A student is running at her top speed of 4.6 m/s to catch a bus, which is stopped at the bus stop. When the student is still a distance 38.9 m from the bus, it starts to pull away, moving with a constant acceleration of 0.177 m/s^2.
A) For how much time does the student have to run at 4.6 m/s before she overtakes the bus?
B) For what distance does the student have to run at 4.6 m/s before she overtakes the bus?
C) When she reaches the bus, how fast is the bus traveling?
D) What is the minimum speed the student must have to just catch up with the bus?
E) For what time does she have to run in that case?
F) For what distance does she have to run in that case?
distance the student runs=38.9+4.6t
distance the bus goes=1/2 a t^2
in the same time, the respective distances are equal.
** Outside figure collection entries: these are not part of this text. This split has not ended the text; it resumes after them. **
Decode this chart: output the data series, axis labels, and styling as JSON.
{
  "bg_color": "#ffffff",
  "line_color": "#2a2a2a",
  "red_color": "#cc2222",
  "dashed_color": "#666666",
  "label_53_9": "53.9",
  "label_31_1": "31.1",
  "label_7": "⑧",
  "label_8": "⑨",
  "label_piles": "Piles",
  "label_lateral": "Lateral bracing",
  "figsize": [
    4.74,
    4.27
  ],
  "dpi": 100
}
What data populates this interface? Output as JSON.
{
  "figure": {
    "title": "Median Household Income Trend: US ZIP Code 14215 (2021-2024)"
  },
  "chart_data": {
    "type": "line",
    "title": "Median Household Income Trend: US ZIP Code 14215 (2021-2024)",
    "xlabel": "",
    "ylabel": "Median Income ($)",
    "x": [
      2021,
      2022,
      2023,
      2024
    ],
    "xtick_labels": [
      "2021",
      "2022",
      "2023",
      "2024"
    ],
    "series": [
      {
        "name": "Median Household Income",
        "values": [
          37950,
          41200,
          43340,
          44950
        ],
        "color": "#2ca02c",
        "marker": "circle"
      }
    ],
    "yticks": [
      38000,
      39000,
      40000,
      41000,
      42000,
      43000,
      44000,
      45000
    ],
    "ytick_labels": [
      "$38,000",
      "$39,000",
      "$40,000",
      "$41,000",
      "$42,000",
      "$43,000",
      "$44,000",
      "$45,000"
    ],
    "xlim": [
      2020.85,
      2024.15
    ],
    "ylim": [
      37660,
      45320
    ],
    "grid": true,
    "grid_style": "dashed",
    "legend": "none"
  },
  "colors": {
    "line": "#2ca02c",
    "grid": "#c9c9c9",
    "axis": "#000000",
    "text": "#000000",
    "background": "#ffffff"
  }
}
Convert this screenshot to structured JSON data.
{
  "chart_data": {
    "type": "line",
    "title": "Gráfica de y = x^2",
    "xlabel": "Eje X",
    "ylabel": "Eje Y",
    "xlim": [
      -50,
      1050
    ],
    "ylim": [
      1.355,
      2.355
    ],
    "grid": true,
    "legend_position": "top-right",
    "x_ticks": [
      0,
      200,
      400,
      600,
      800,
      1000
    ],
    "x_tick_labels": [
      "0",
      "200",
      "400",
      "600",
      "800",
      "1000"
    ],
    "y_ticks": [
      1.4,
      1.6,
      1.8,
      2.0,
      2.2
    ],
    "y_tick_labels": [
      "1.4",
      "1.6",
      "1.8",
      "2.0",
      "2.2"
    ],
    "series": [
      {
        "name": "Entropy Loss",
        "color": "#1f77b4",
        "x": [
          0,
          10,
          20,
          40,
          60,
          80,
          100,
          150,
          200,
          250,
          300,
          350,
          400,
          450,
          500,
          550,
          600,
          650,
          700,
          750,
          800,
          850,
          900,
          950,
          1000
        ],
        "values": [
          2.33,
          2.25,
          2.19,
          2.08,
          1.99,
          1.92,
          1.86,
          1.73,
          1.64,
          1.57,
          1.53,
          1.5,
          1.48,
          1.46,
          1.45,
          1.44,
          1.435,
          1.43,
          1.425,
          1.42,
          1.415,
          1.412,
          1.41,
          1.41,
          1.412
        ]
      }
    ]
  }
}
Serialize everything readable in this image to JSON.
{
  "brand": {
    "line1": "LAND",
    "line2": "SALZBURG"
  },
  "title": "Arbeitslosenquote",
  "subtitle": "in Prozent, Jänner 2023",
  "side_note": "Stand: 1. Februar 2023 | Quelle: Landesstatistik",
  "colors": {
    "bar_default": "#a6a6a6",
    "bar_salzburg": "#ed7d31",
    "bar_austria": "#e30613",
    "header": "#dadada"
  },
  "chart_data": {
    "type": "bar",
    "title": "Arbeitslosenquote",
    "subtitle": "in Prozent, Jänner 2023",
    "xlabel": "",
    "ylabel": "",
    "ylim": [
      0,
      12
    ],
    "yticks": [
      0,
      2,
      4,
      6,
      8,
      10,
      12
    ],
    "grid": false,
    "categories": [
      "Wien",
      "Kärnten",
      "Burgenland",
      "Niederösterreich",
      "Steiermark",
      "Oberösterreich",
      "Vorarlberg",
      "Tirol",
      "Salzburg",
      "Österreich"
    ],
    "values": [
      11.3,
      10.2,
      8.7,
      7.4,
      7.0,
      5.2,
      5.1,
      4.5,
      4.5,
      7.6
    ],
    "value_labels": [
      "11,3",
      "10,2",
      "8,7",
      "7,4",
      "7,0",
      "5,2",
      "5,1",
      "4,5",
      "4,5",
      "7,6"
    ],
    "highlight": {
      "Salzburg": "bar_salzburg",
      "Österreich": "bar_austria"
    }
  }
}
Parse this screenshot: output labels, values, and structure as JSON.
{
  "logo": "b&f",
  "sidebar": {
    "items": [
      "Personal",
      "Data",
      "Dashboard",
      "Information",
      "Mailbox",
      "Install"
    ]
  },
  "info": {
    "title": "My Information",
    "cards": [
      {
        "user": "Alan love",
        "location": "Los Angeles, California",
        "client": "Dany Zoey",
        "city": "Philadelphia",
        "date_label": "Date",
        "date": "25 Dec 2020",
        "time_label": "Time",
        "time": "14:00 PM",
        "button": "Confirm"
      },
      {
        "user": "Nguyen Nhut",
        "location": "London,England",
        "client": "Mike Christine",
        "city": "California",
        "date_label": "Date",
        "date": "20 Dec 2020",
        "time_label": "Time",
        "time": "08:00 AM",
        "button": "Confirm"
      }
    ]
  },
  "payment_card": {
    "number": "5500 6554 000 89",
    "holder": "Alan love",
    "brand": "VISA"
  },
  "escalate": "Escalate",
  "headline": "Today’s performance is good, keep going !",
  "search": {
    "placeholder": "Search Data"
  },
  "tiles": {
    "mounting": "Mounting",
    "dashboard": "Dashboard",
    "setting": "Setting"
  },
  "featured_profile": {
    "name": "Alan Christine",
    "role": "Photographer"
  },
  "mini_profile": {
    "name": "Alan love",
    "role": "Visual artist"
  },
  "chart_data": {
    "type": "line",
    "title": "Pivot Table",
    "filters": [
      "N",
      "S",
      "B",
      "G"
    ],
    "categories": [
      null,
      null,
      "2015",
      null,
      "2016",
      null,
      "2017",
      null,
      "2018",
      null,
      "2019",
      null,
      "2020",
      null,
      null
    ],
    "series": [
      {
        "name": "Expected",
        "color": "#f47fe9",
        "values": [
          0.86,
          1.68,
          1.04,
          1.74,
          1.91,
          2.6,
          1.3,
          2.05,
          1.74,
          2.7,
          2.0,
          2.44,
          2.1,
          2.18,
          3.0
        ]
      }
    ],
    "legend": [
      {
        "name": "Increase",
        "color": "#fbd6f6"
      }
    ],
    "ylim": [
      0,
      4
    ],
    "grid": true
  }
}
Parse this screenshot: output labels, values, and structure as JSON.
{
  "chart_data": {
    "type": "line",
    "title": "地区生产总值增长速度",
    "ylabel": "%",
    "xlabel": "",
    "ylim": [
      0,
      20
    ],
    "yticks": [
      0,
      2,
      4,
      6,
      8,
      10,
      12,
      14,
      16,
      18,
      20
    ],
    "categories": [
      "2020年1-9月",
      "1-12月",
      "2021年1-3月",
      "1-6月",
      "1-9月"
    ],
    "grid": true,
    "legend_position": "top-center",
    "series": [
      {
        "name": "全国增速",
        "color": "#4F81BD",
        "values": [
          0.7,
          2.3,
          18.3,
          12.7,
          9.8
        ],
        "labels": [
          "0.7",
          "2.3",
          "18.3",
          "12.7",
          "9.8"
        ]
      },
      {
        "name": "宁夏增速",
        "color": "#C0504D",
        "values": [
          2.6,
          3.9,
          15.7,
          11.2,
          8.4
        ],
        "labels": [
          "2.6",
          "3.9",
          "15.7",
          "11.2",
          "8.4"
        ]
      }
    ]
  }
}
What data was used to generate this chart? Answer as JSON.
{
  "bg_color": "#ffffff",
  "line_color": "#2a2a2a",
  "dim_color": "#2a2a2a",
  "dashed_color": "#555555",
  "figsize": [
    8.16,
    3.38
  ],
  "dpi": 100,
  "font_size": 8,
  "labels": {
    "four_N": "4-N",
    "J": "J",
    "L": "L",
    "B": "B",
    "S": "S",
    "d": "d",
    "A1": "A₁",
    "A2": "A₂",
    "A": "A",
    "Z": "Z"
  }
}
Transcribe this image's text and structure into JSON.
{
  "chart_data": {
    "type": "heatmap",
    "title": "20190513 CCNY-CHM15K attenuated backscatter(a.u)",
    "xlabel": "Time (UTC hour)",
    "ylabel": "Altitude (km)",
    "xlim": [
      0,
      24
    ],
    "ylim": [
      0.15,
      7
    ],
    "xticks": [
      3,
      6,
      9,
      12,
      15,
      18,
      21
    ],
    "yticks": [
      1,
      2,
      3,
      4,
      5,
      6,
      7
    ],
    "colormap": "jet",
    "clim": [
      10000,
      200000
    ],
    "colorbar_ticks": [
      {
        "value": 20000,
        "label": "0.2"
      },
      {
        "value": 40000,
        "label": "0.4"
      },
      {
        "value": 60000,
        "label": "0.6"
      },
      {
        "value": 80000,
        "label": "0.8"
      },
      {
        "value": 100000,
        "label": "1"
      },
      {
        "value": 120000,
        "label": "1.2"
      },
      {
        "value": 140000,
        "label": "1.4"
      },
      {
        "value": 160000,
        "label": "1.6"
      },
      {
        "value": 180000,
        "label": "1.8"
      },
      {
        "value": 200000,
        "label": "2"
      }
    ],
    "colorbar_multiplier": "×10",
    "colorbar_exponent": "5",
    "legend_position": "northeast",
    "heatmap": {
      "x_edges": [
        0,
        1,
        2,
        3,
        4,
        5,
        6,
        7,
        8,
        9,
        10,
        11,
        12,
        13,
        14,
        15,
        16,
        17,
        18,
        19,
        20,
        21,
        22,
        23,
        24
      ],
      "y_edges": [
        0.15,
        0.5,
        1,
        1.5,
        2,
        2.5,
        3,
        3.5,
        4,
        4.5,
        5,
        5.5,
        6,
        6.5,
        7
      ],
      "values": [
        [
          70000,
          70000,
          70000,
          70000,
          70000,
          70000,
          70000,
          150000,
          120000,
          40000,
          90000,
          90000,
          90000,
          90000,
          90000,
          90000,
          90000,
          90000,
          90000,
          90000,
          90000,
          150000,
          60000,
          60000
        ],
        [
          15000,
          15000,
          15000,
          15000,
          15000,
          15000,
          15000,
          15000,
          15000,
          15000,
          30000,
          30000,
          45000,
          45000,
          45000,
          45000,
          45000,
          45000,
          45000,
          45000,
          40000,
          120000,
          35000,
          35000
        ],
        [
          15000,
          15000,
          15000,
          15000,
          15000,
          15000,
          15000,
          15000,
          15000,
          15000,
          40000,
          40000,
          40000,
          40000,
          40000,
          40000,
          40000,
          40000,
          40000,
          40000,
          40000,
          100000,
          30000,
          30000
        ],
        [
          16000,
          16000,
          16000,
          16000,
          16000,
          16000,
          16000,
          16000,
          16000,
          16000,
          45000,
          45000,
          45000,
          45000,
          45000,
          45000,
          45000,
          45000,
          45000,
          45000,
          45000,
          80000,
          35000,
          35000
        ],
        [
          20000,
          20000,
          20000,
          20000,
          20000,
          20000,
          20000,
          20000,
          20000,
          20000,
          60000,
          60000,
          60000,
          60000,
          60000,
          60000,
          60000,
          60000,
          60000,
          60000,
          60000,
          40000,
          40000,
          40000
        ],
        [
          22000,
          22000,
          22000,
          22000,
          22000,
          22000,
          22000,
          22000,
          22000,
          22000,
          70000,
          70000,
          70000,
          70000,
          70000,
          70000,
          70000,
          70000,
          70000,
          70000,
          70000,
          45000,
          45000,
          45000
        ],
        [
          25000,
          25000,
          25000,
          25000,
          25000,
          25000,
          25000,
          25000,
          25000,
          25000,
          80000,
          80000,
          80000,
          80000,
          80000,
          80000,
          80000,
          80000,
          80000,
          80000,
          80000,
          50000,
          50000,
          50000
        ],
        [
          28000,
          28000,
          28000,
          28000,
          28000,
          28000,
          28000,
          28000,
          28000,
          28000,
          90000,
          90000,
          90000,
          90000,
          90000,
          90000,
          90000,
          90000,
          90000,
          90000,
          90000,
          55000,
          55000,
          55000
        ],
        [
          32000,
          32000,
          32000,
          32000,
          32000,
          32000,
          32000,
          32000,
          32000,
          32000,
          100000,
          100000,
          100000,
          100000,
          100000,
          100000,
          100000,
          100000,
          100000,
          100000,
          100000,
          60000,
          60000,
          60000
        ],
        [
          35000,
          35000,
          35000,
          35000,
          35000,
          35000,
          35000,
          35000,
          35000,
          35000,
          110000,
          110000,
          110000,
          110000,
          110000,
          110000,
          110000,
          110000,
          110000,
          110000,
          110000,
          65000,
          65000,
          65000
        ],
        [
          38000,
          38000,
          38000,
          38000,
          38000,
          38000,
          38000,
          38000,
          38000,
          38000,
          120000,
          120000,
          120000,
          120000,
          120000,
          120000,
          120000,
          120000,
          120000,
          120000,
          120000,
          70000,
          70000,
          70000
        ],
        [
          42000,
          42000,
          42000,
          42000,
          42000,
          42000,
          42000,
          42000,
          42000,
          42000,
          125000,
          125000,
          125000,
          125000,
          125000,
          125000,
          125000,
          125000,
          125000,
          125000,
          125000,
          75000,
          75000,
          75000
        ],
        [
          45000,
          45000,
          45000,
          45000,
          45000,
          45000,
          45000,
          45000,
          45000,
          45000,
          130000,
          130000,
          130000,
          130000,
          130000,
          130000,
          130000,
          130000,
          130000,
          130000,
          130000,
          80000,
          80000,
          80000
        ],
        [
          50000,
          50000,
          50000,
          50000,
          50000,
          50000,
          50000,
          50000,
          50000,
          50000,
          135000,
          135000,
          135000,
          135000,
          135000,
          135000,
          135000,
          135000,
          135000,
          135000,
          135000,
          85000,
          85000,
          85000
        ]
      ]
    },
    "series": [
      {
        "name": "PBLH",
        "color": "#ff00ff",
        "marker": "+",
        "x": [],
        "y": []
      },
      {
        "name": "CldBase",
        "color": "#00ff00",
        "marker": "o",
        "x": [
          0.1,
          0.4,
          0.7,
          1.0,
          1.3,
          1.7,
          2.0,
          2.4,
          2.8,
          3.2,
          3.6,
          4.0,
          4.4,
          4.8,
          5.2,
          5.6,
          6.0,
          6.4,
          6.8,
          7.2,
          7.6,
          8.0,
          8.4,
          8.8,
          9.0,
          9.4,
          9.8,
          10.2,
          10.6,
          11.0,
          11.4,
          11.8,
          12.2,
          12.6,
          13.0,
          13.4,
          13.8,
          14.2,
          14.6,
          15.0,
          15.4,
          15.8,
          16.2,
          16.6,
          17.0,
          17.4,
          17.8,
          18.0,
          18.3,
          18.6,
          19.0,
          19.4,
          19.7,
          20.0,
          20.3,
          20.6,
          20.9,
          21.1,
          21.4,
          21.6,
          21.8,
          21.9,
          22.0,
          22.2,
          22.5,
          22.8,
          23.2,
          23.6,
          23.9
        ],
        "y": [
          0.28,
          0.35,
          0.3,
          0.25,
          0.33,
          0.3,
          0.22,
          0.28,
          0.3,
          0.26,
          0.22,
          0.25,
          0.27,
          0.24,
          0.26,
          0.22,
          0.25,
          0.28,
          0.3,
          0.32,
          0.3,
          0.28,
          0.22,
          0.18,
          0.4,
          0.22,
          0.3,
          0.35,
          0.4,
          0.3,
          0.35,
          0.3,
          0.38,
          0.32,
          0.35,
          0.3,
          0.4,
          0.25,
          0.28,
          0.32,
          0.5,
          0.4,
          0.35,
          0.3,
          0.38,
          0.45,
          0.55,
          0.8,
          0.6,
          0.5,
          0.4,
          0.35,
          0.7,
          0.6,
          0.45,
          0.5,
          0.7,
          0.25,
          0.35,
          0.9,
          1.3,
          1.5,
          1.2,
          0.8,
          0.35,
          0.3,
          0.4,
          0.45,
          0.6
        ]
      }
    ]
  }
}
Set them equal, and solve for time.
Can I use the same equations to solve for the distance in part B?
To solve these problems, we need to use kinematic equations that relate variables such as distance, speed, time, and acceleration. Let's go through each question step by step.
A) For how much time does the student have to run at 4.6 m/s before she overtakes the bus?
To find the time, we can use the equation: distance = speed × time. Rearranging the equation, we have:
distance = speed × time
time = distance / speed
Plugging in the values, we have:
time = 38.9 m / 4.6 m/s
Calculating this, we get:
time = 8.46 seconds
Therefore, the student has to run for approximately 8.46 seconds before she overtakes the bus.
B) For what distance does the student have to run at 4.6 m/s before she overtakes the bus?
We can use the same equation as in part A to find the distance. Rearranging the equation, we have:
distance = speed × time
Plugging in the values, we have:
distance = 4.6 m/s × 8.46 seconds
Calculating this, we get:
distance = 38.76 meters
Therefore, the student has to run approximately 38.76 meters before she overtakes the bus.
C) When she reaches the bus, how fast is the bus traveling?
To find the speed of the bus, we need to use the equation of motion that relates final velocity, initial velocity, acceleration, and time:
final velocity = initial velocity + (acceleration × time)
In this case, the bus starts from rest (initial velocity = 0), and the student has been running for 8.46 seconds at a constant speed of 4.6 m/s. The acceleration of the bus is given as 0.177 m/s².
Plugging in the values, we have:
final velocity = 0 + (0.177 m/s² × 8.46 seconds)
Calculating this, we get:
final velocity = 1.4962 m/s
Therefore, when the student reaches the bus, the bus is traveling approximately 1.4962 m/s.
D) What is the minimum speed the student must have to just catch up with the bus?
To determine the minimum speed needed by the student to just catch up with the bus, we need to consider the relative motion between the student and the bus.
Since the student is initially 38.9 meters away from the bus and starts running at her top speed of 4.6 m/s, the minimum speed required by the student is the same as the speed of the bus when the student catches up.
Therefore, the minimum speed the student must have to just catch up with the bus is 1.4962 m/s (as calculated in part C).
E) For what time does she have to run in that case?
In this case, the time required for the student to catch up to the bus is the same as the time taken by the bus to cover the initial distance of 38.9 meters. We can use the equation of motion:
distance = initial velocity × time + (0.5 × acceleration × time^2)
Since the bus starts from rest (initial velocity = 0) and the acceleration of the bus is given as 0.177 m/s², we can solve for time using the above equation.
Plugging in the values, we have:
38.9 meters = 0 × time + (0.5 × 0.177 m/s² × time^2)
This equation is a quadratic equation. Solving it, we find two possible solutions: time = 0 seconds (not applicable in this context) and time = 15.169 seconds.
Therefore, in this case, the student has to run for approximately 15.169 seconds.
F) For what distance does she have to run in that case?
In this case, the distance covered by the student before she catches up to the bus is the same as the initial distance between them, which is 38.9 meters (as given in the problem). Hence, the student has to run for approximately 38.9 meters in this case.